Today Reuters has a headline: China’s GDP is “man-made,” unreliable: top leader. My own theory is that China is actually prosperous and growing but the growth may be unduly influenced by a naive handling of monetary policy by a government that is less experienced with finance than developed countries. (Of course our highly sophisticated experts Greenspan and Bernanke were blind to the great Crash of 2007-2008, so maybe Chinese Central bankers are better!) Specifically what worries me about China is that they have a negative “real” rate of 2.4%, which means a business is getting paid to borrow money. This leads to creation of a “crackboom” which ultimately comes to an end with a crash. When rates are artificially low this over-stimulates the economy causing some businesses to do crazy things like build an empty city like Ordos. Instead of real rates of negative 2.4% they should be positive 2 to 3%, which means rates need to rise 5% for the Chinese economy to reach equilibrium. A shock of that much would reduce the growth rate of China’s economy and cause the boom to end or to slow down to a more normal pace. Eventually the truth will come out and the Chinese economy will fall into a slowdown. Just as Americans borrowed too much in the past 20 years and then reduced borrowing since 2008, contributing to a crash, the same can happen in China. Fortunately China uses a lot less debt than America; their bubbles are a cash-based bubble, instead of a credit-based bubble. Cash-based bubbles are like the U.S. Tech bubble of 2000 which only hurt investors, not banks, and only affected one sector in to economy; by contrast credit based bubbles often result in the person who bought at the top of the market being stuck with a huge negative net worth when the debt financed asset falls back down to earth. An example of a credit bubble collapse is Japan in 1990 which has not yet been fixed.

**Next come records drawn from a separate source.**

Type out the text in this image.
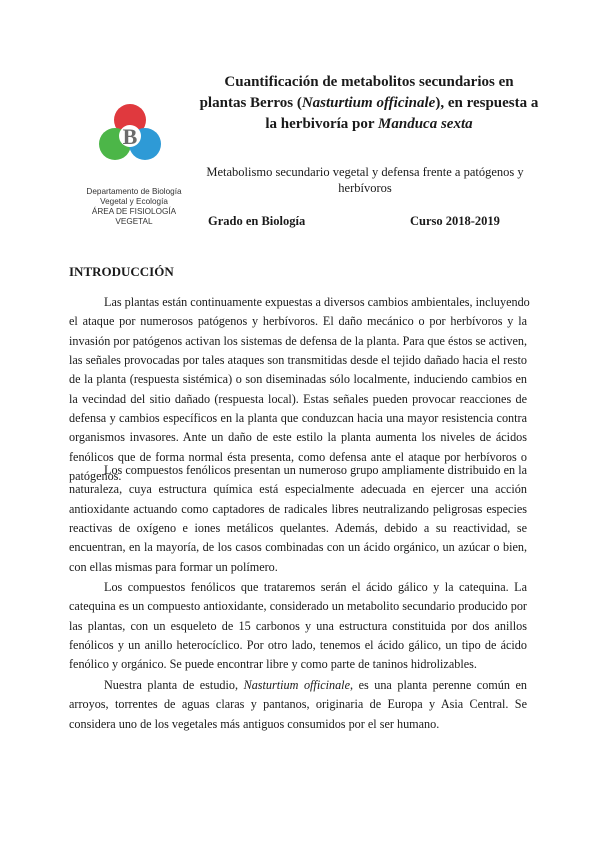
B
Departamento de Biología
Vegetal y Ecología
ÁREA DE FISIOLOGÍA
VEGETAL
Cuantificación de metabolitos secundarios en
plantas Berros (Nasturtium officinale), en respuesta a
la herbivoría por Manduca sexta
Metabolismo secundario vegetal y defensa frente a patógenos y herbívoros
Grado en Biología	Curso 2018-2019
INTRODUCCIÓN
Las plantas están continuamente expuestas a diversos cambios ambientales, incluyendo
el ataque por numerosos patógenos y herbívoros. El daño mecánico o por herbívoros y la
invasión por patógenos activan los sistemas de defensa de la planta. Para que éstos se activen,
las señales provocadas por tales ataques son transmitidas desde el tejido dañado hacia el resto
de la planta (respuesta sistémica) o son diseminadas sólo localmente, induciendo cambios en
la vecindad del sitio dañado (respuesta local). Estas señales pueden provocar reacciones de
defensa y cambios específicos en la planta que conduzcan hacia una mayor resistencia contra
organismos invasores. Ante un daño de este estilo la planta aumenta los niveles de ácidos
fenólicos que de forma normal ésta presenta, como defensa ante el ataque por herbívoros o
patógenos.
Los compuestos fenólicos presentan un numeroso grupo ampliamente distribuido en la
naturaleza, cuya estructura química está especialmente adecuada en ejercer una acción
antioxidante actuando como captadores de radicales libres neutralizando peligrosas especies
reactivas de oxígeno e iones metálicos quelantes. Además, debido a su reactividad, se
encuentran, en la mayoría, de los casos combinadas con un ácido orgánico, un azúcar o bien,
con ellas mismas para formar un polímero.
Los compuestos fenólicos que trataremos serán el ácido gálico y la catequina. La
catequina es un compuesto antioxidante, considerado un metabolito secundario producido por
las plantas, con un esqueleto de 15 carbonos y una estructura constituida por dos anillos
fenólicos y un anillo heterocíclico. Por otro lado, tenemos el ácido gálico, un tipo de ácido
fenólico y orgánico. Se puede encontrar libre y como parte de taninos hidrolizables.
Nuestra planta de estudio, Nasturtium officinale, es una planta perenne común en
arroyos, torrentes de aguas claras y pantanos, originaria de Europa y Asia Central. Se
considera uno de los vegetales más antiguos consumidos por el ser humano.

Once a China crash occurs then Western investors will suffer losses from other EM countries and from commodity investments; couple this loss with the Euro area debt crisis and then the world will be back in another Lehman crash nightmare. This is why my investment allocation is 100% bonds.
Another concern about China is that the bulls say future growth will come from the lesser developed western areas. My skeptical opinion that when a country is rapidly growing those who have talent will find a way to move to the big city and go to college in the early stage of the boom. So perhaps the people in the rural area who are not college graduates with a professional career are destined to stay that way and thus the less developed areas of China will not grow as fast as the eastern are did.

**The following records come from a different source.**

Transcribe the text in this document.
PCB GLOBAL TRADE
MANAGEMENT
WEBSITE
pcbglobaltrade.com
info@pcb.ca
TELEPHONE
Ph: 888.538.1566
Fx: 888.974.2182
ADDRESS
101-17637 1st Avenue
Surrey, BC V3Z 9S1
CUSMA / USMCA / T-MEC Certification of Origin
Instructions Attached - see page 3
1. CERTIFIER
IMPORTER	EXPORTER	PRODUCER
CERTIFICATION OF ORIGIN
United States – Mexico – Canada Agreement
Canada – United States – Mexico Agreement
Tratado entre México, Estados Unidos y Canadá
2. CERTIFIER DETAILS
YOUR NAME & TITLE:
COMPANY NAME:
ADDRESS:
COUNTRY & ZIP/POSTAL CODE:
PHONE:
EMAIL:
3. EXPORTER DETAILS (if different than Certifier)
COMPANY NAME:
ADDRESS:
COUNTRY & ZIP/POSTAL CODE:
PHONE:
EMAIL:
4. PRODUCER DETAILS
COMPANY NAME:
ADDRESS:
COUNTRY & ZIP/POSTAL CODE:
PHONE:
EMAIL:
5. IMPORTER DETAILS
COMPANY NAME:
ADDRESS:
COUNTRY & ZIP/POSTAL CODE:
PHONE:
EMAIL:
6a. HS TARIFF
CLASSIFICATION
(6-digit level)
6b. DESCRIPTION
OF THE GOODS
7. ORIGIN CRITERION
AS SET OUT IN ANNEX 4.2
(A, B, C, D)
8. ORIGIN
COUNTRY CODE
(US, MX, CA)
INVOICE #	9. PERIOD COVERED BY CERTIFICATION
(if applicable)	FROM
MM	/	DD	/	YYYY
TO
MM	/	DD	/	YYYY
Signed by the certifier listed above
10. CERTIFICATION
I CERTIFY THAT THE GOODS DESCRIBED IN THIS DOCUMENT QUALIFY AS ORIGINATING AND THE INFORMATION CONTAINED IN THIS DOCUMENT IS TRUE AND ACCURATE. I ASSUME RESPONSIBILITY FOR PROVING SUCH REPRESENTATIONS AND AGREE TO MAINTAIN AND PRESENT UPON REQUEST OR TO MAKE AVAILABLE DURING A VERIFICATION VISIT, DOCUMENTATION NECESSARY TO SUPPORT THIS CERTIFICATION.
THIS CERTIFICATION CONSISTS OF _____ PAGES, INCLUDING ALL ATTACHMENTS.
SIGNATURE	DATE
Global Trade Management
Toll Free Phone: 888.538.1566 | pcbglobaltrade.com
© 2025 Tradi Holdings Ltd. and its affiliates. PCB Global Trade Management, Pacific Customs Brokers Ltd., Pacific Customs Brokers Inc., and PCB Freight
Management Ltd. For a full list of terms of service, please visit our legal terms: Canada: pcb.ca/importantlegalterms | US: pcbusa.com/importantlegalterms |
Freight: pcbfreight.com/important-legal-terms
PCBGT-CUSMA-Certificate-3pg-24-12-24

Originally published December 2, 2010
$9 trillion loss for European banks if the Euro breaks up. If those weaker countries break away from the Euro they will devalue their currency and this would create massive losses. See http://blogs.wsj.com/source/2010/12/01/guessing-at-euro-breakup-costs/#
One would think that the contracts require loan repayment in Euros so then a devaluation would not cause the loans to be paid at a less than agreed upon amount. However, the hardship of a devaluation would result in inability to pay and thus a default would occur. So either way European banks don’t look good, and this implies a major source of world wide deflation.